- Poster
- Genre: Sitcom
- Directed by: Surendra
- Starring: Suma Kanakala; Sruthi; Hemanth; Raghava; Udaya Sree;
- Country of origin: India
- Original language: Telugu
- No. of seasons: 1
- No. of episodes: 17

Production
- Producer: Suma Kanakala
- Running time: 22 minutes
- Production company: Jujube TV

Original release
- Network: Star Maa; Hotstar;
- Release: 16 March 2020 – 3 January 2021

= House of Hungama =

Indian Telugu-language television series

House of Hungama is Indian Telugu-language sitcom that debuted on Star Maa on 16 March 2020, directed by Surendra. The series stars Suma Kanakala, Sruthi, RJ Hemanth, Raghava and Udaya Sree in lead roles.
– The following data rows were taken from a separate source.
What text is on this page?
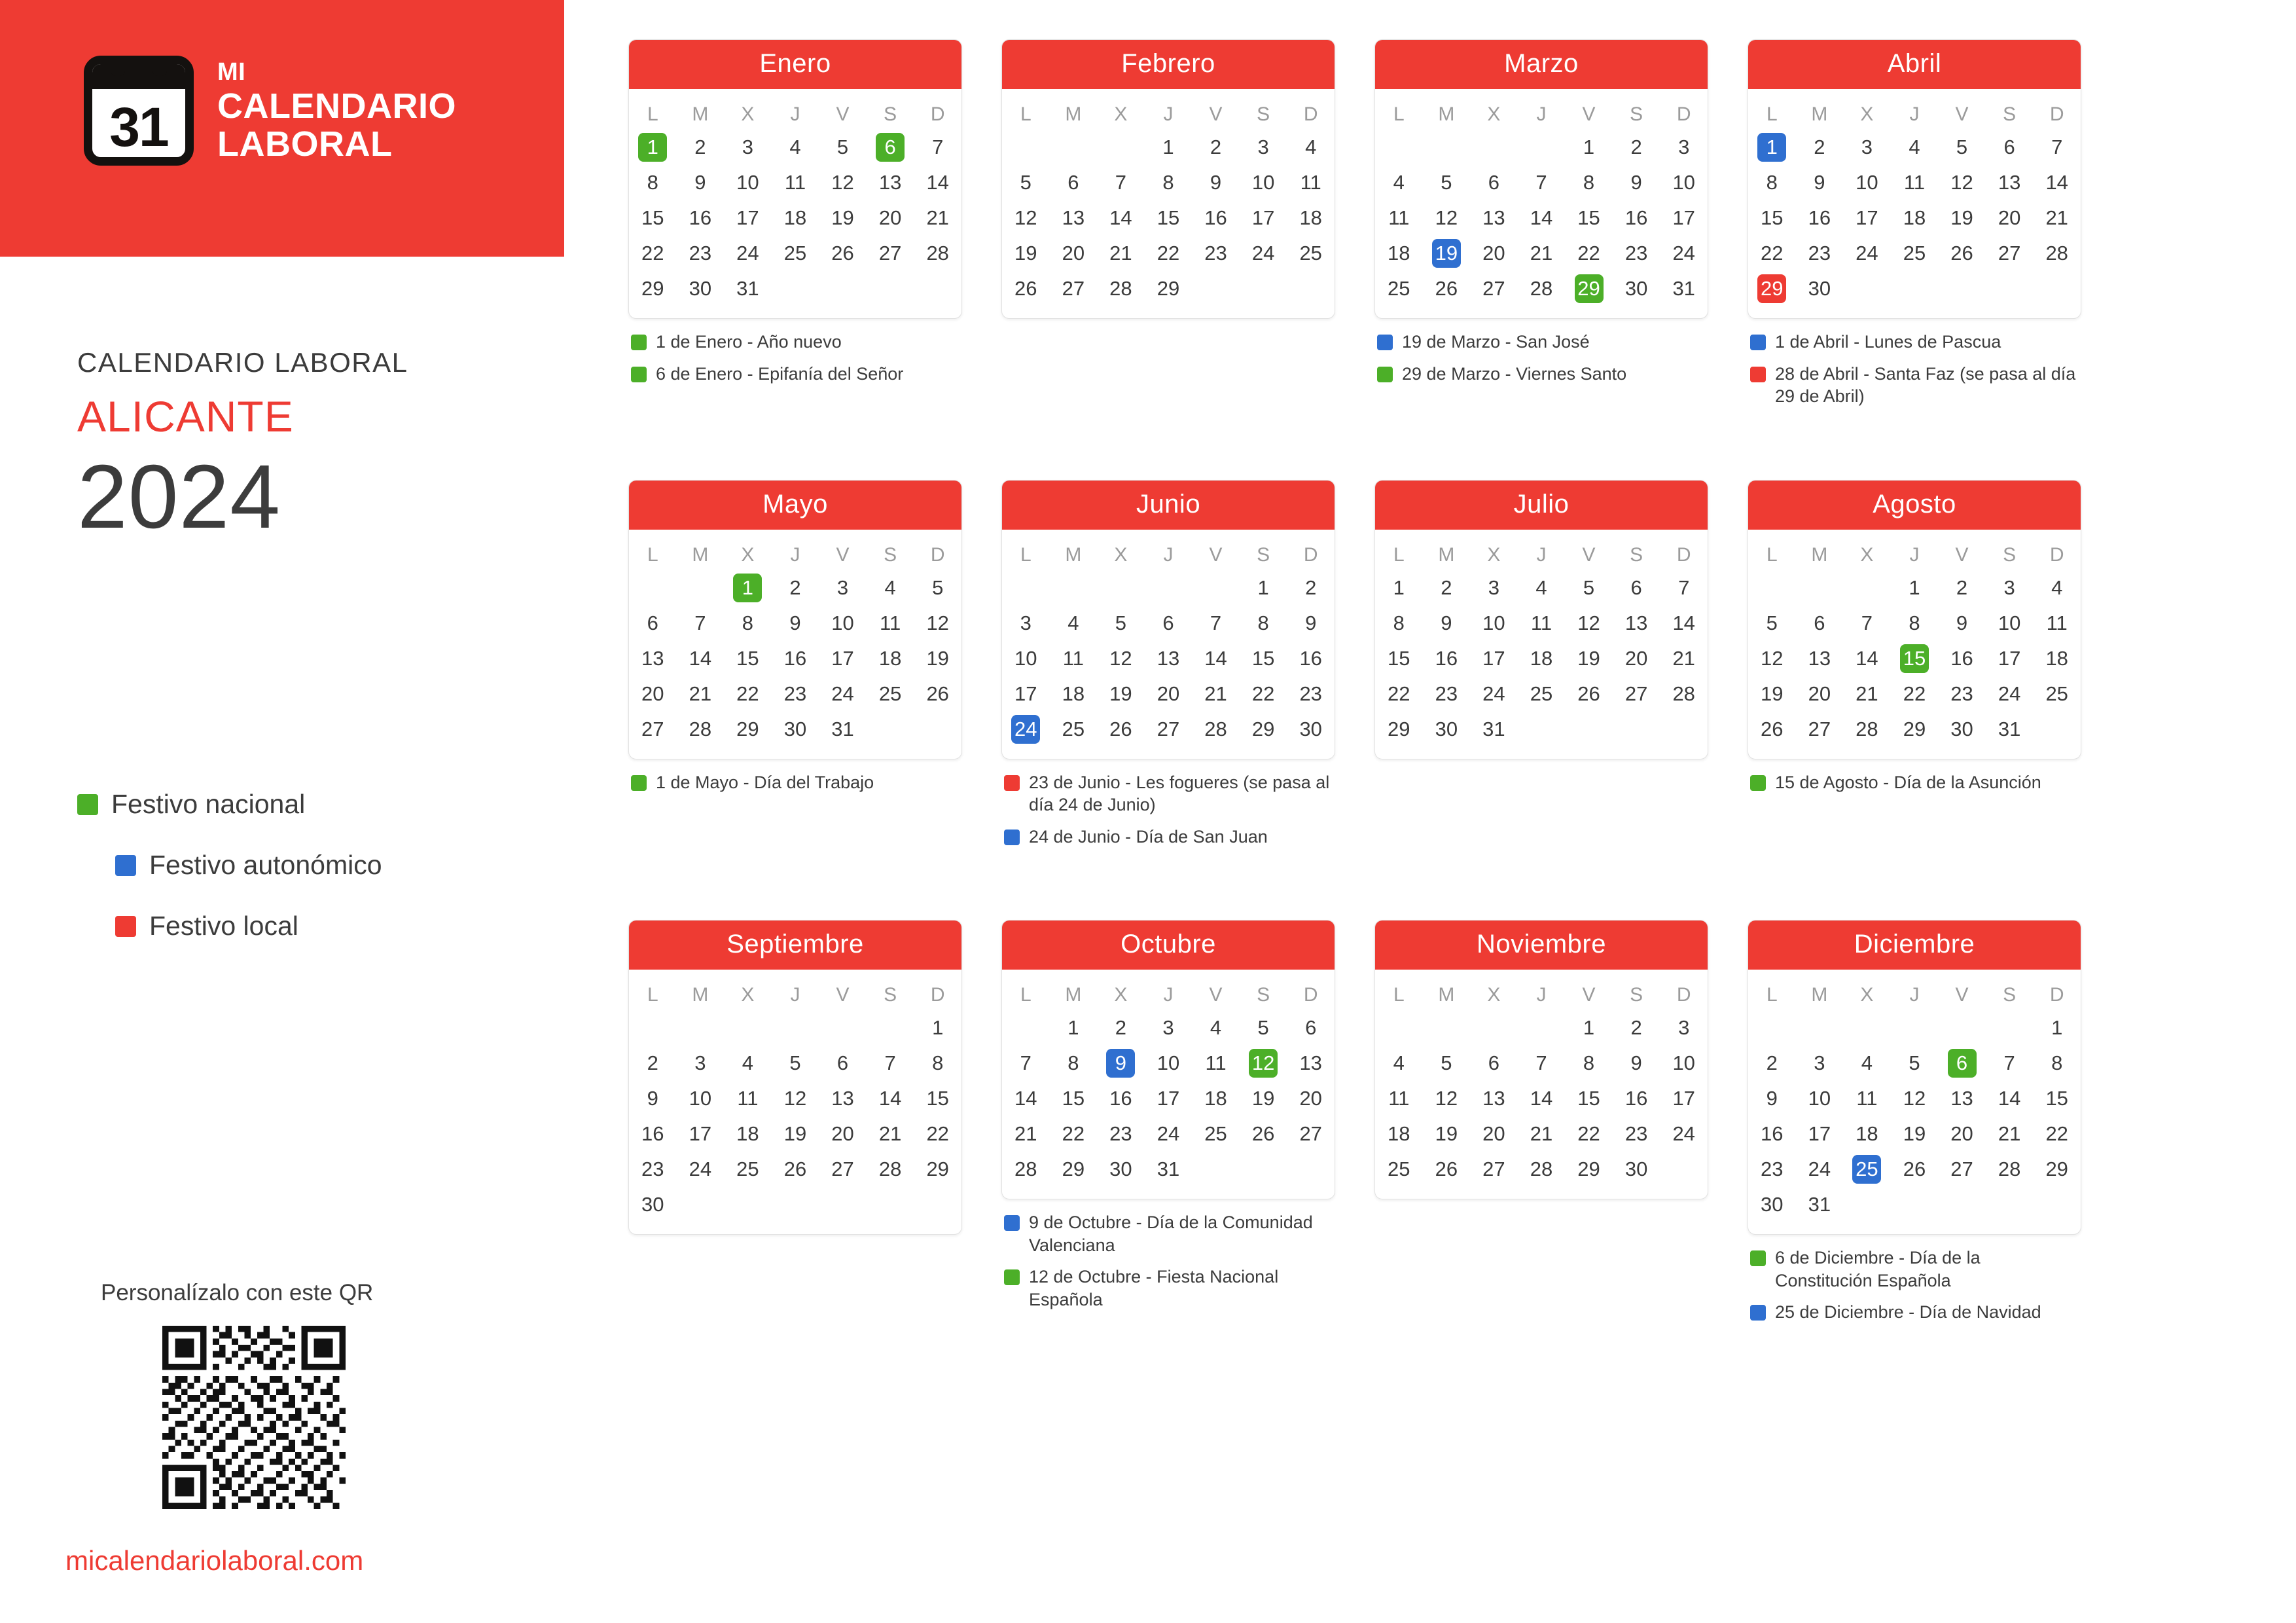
31
MI
CALENDARIO
LABORAL
CALENDARIO LABORAL
ALICANTE
2024
Festivo nacional
Festivo autonómico
Festivo local
Personalízalo con este QR
micalendariolaboral.com
Enero
L	M	X	J	V	S	D
1	2	3	4	5	6	7
8	9	10	11	12	13	14
15	16	17	18	19	20	21
22	23	24	25	26	27	28
29	30	31				
1 de Enero - Año nuevo
6 de Enero - Epifanía del Señor
Febrero
L	M	X	J	V	S	D
			1	2	3	4
5	6	7	8	9	10	11
12	13	14	15	16	17	18
19	20	21	22	23	24	25
26	27	28	29			
Marzo
L	M	X	J	V	S	D
				1	2	3
4	5	6	7	8	9	10
11	12	13	14	15	16	17
18	19	20	21	22	23	24
25	26	27	28	29	30	31
19 de Marzo - San José
29 de Marzo - Viernes Santo
Abril
L	M	X	J	V	S	D
1	2	3	4	5	6	7
8	9	10	11	12	13	14
15	16	17	18	19	20	21
22	23	24	25	26	27	28
29	30					
1 de Abril - Lunes de Pascua
28 de Abril - Santa Faz (se pasa al día 29 de Abril)
Mayo
L	M	X	J	V	S	D
		1	2	3	4	5
6	7	8	9	10	11	12
13	14	15	16	17	18	19
20	21	22	23	24	25	26
27	28	29	30	31		
1 de Mayo - Día del Trabajo
Junio
L	M	X	J	V	S	D
					1	2
3	4	5	6	7	8	9
10	11	12	13	14	15	16
17	18	19	20	21	22	23
24	25	26	27	28	29	30
23 de Junio - Les fogueres (se pasa al día 24 de Junio)
24 de Junio - Día de San Juan
Julio
L	M	X	J	V	S	D
1	2	3	4	5	6	7
8	9	10	11	12	13	14
15	16	17	18	19	20	21
22	23	24	25	26	27	28
29	30	31				
Agosto
L	M	X	J	V	S	D
			1	2	3	4
5	6	7	8	9	10	11
12	13	14	15	16	17	18
19	20	21	22	23	24	25
26	27	28	29	30	31	
15 de Agosto - Día de la Asunción
Septiembre
L	M	X	J	V	S	D
						1
2	3	4	5	6	7	8
9	10	11	12	13	14	15
16	17	18	19	20	21	22
23	24	25	26	27	28	29
30						
Octubre
L	M	X	J	V	S	D
	1	2	3	4	5	6
7	8	9	10	11	12	13
14	15	16	17	18	19	20
21	22	23	24	25	26	27
28	29	30	31			
9 de Octubre - Día de la Comunidad Valenciana
12 de Octubre - Fiesta Nacional Española
Noviembre
L	M	X	J	V	S	D
				1	2	3
4	5	6	7	8	9	10
11	12	13	14	15	16	17
18	19	20	21	22	23	24
25	26	27	28	29	30	
Diciembre
L	M	X	J	V	S	D
						1
2	3	4	5	6	7	8
9	10	11	12	13	14	15
16	17	18	19	20	21	22
23	24	25	26	27	28	29
30	31					
6 de Diciembre - Día de la Constitución Española
25 de Diciembre - Día de Navidad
The show went off air abruptly due to COVID-19 when shooting was stalled due to lockdown and restarted on 1 Jan 2021 and ended on 3 Jan 2021.

== Cast==
- Suma Kanakala as Designer Devi : Arundhati's daughter in law, Ramakanth and Sameeksha's sister, Ranga brother's wife.
- Sruthi as Acidity Arundathi : Devi's and Ramakanth and Sameeksha's mother in law, Ranga's mother.
- Hemanth as Review Ranga
- Raghava as Engineer Ramakanth
- Udaya Sree as Sameeksha

== Development ==
Suma Kanakala returns to fiction after fifteen years to star in this sitcom for Star Maa which is produced by Suma's production house.

== Release ==
The first episode of the show was premiered on Star Maa on 16 March 2020, at 9.30-10 pm time slot which was also available on Hotstar on the same day. The show last aired on 2 April 2020 due to lockdown and went off air.

The show started airing again on 1 January 2021, with new episodes and ended on 3 January 2021.